I built a plow about 35 years ago for my pickup, being too poor at the time to go store bought. I used a 12 volt winch to raise and lower it, with a rudimentary manual angle change. I ran into the exact same issue, when angling it, and all these years I thought it was my poor design, glad to see a "real" plow with the same issue! I eventually learned how to make it work, that is I didn't make any structural changes in the plow, just learned to work around it, solid frozen ground solves a lot of any issues.
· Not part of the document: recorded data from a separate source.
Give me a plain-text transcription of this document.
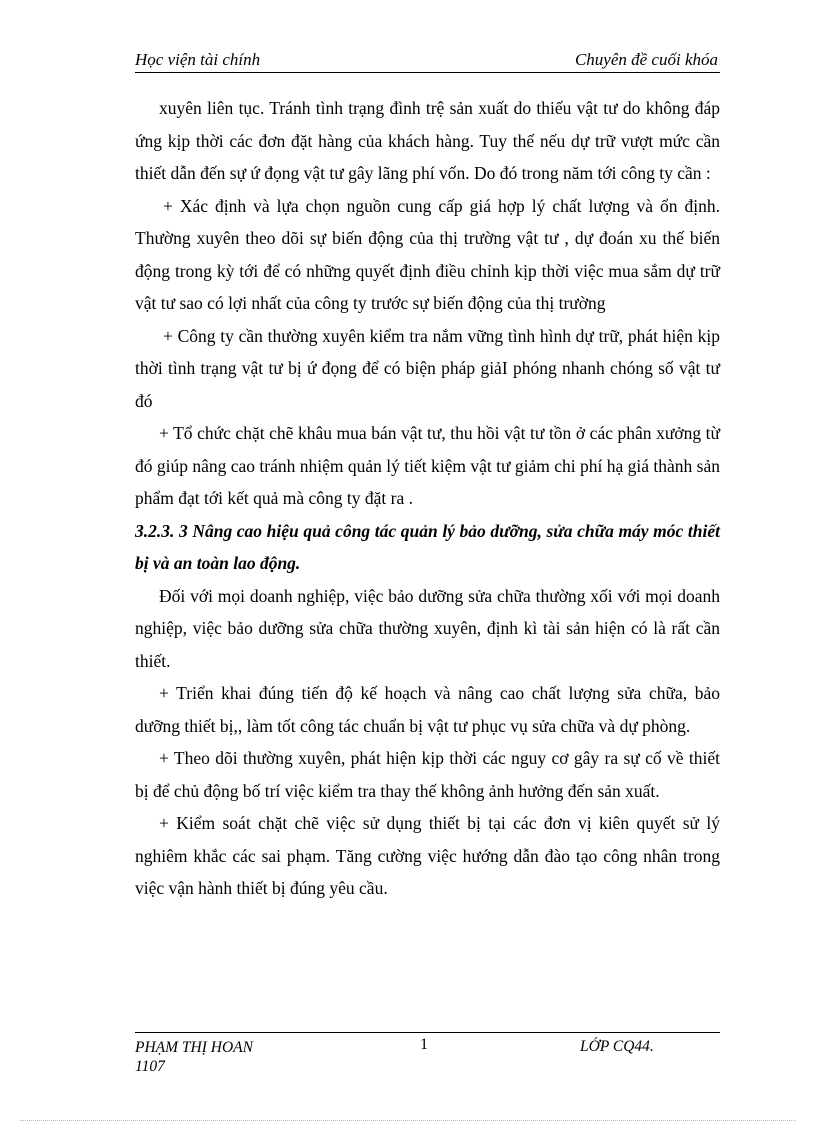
Học viện tài chính	Chuyên đề cuối khóa

xuyên liên tục. Tránh tình trạng đình trệ sản xuất do thiếu vật tư do không đáp ứng kịp thời các đơn đặt hàng của khách hàng. Tuy thế nếu dự trữ vượt mức cần thiết dẫn đến sự ứ đọng vật tư gây lãng phí vốn. Do đó trong năm tới công ty cần :

+ Xác định và lựa chọn nguồn cung cấp giá hợp lý chất lượng và ổn định. Thường xuyên theo dõi sự biến động của thị trường vật tư , dự đoán xu thế biến động trong kỳ tới để có những quyết định điều chỉnh kịp thời việc mua sắm dự trữ vật tư sao có lợi nhất của công ty trước sự biến động của thị trường

+ Công ty cần thường xuyên kiểm tra nắm vững tình hình dự trữ, phát hiện kịp thời tình trạng vật tư bị ứ đọng để có biện pháp giảI phóng nhanh chóng số vật tư đó

+ Tổ chức chặt chẽ khâu mua bán vật tư, thu hồi vật tư tồn ở các phân xưởng từ đó giúp nâng cao tránh nhiệm quản lý tiết kiệm vật tư giảm chi phí hạ giá thành sản phẩm đạt tới kết quả mà công ty đặt ra .

3.2.3. 3 Nâng cao hiệu quả công tác quản lý bảo dưỡng, sửa chữa máy móc thiết bị và an toàn lao động.

Đối với mọi doanh nghiệp, việc bảo dưỡng sửa chữa thường xối với mọi doanh nghiệp, việc bảo dưỡng sửa chữa thường xuyên, định kì tài sản hiện có là rất cần thiết.

+ Triển khai đúng tiến độ kế hoạch và nâng cao chất lượng sửa chữa, bảo dưỡng thiết bị,, làm tốt công tác chuẩn bị vật tư phục vụ sửa chữa và dự phòng.

+ Theo dõi thường xuyên, phát hiện kịp thời các nguy cơ gây ra sự cố về thiết bị để chủ động bố trí việc kiểm tra thay thế không ảnh hưởng đến sản xuất.

+ Kiểm soát chặt chẽ việc sử dụng thiết bị tại các đơn vị kiên quyết sử lý nghiêm khắc các sai phạm. Tăng cường việc hướng dẫn đào tạo công nhân trong việc vận hành thiết bị đúng yêu cầu.

PHẠM THỊ HOAN
1107
1	LỚP CQ44.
Fast forward to the present, my brand new QA 6' blade from Attachments Direct (their Minnesota location, built locally "we know snow", sold me, plus the guy I talked to on the phone, on a Saturday no less, knew his snow plows and sold me, shipping it out the next day. I did cheap out, telling myself simpler is better, and did NOT go with a hyd. angler, just manual. I don't have a cab, so I'm wearing a snowmobile suit when I plow and blow anyway, plus my property layout is such that multiple angle changes aren't needed. I of course had to try it out, at least put it on, not enough snow yet to mess with, and noted the very same angle issue, bringing back memories of my homebuilt one! One big difference: now I can roll the bucket up or down, plus I have easily adjustable skids, have a proper spring overload/kickback system,on top of that I'll wait until winter really hits and it's all rock solid, no problemo.
I still have my 5' ProTech snow pusher (unless I sell it locally, been trying, $400.00) and as this winter progresses it will interesting to see how I mix and match the FEL bucket, the new blade, and the pusher. I'm above 5,000', near a ski area, with lots of wind, so it's a fairly serious business, all gravel driveway.